I'm so used to helping others that I don't even consider my own schedule anymore. I send more text messages that say "I'm here" (to pick people up) and answering favors than anything else.

I've reached my limit. I feel like I can't ask for help. I can't even ask others for a little bit of their time. I don't need to talk about my problems. I just need social interaction. I have a few friends that are also busy helping others or with their own agendas and I can't ask them to do what I always do for others to the point of hating it.

I keep telling myself to just suck it up. It'll be over soon enough. I'll get used to it again. I'm strong enough to deal with this. I always have dealt with it. Nothing has changed. I don't need the dog that I've wanted for so long so I could have something that would love me. Something that would be able to spend time with me and go on walks at the park with me whenever I'm free. I can do that alone, right?

Sunday, February 5, 2012

The Beauty of Healing

This is a very personal post, so if you are one of those people who hates reading about trials in other's lives I would suggest you don't read this one.
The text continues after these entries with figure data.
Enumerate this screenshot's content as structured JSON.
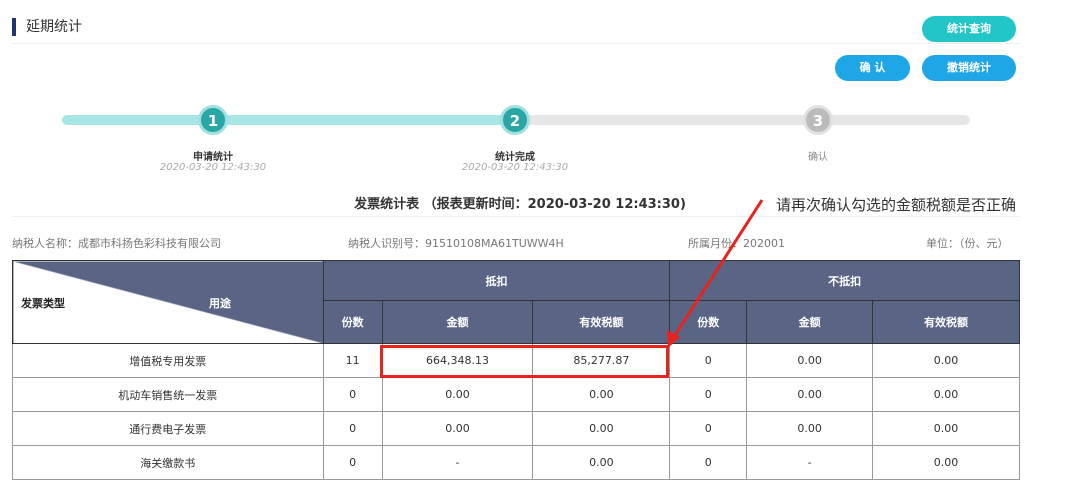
{
  "header": {
    "title": "延期统计",
    "query_button": "统计查询",
    "confirm_button": "确 认",
    "cancel_button": "撤销统计"
  },
  "steps": [
    {
      "num": "1",
      "label": "申请统计",
      "time": "2020-03-20 12:43:30",
      "status": "done"
    },
    {
      "num": "2",
      "label": "统计完成",
      "time": "2020-03-20 12:43:30",
      "status": "done"
    },
    {
      "num": "3",
      "label": "确认",
      "time": "",
      "status": "pending"
    }
  ],
  "report": {
    "title": "发票统计表 （报表更新时间：2020-03-20 12:43:30)",
    "taxpayer_name": "纳税人名称：成都市科扬色彩科技有限公司",
    "taxpayer_id": "纳税人识别号：91510108MA61TUWW4H",
    "month": "所属月份：202001",
    "unit": "单位：（份、元）"
  },
  "annotation": "请再次确认勾选的金额税额是否正确",
  "colors": {
    "accent_teal": "#23c6c8",
    "accent_blue": "#1ea6e6",
    "header_bg": "#5a6485",
    "highlight": "#e8231e"
  },
  "table": {
    "corner_left": "发票类型",
    "corner_right": "用途",
    "group_deduct": "抵扣",
    "group_nodeduct": "不抵扣",
    "cols": [
      "份数",
      "金额",
      "有效税额",
      "份数",
      "金额",
      "有效税额"
    ],
    "rows": [
      {
        "type": "增值税专用发票",
        "values": [
          "11",
          "664,348.13",
          "85,277.87",
          "0",
          "0.00",
          "0.00"
        ]
      },
      {
        "type": "机动车销售统一发票",
        "values": [
          "0",
          "0.00",
          "0.00",
          "0",
          "0.00",
          "0.00"
        ]
      },
      {
        "type": "通行费电子发票",
        "values": [
          "0",
          "0.00",
          "0.00",
          "0",
          "0.00",
          "0.00"
        ]
      },
      {
        "type": "海关缴款书",
        "values": [
          "0",
          "-",
          "0.00",
          "0",
          "-",
          "0.00"
        ]
      }
    ]
  }
}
I'm going to be honest. I have been in pain. For the past 12 years I had held onto what one person did to me for so long, that I could no longer trust very many people. This was not fair to all the people that I had come in contact with. They deserved my trust and they've done nothing wrong that proved otherwise.

I realized that this was an issue about 2, almost 3 years ago. I didn't want to admit that anything was wrong, though. I thought that maybe if I ignored it, it would go away. I was wrong. The wound never healed, but festered with infection and kept coming back, worse each time.
Last night I wrote a letter. A letter to the person that hurt me so much that I became this way. I doubt he remembers what he did to me, but I remembered.

Today I burned that letter. As that letter burned I promised that I would let what was holding me down go. I let go of that burden on my shoulders.

I took a picture of the fire and sent it to my good friend who is the only person who knows what I was struggling through. And then I cried.

I'm still not sure if I was crying because of the loss of what I had been holding on to or because I could FINALLY move on. I am finally willing to begin trusting others and allowing them closer to me. I'm pretty sure it was a mix of both.

I had grown comfortable with my pain. I had grown even more comfortable with the barriers that I had put up so no one would be able to cause that much pain in my life ever again. As of today, I am breaking down those barriers.

I know I am not completely healed yet. I know the would will still itch and that I'll have to keep constant care of it, but I'm ready to let it heal properly this time.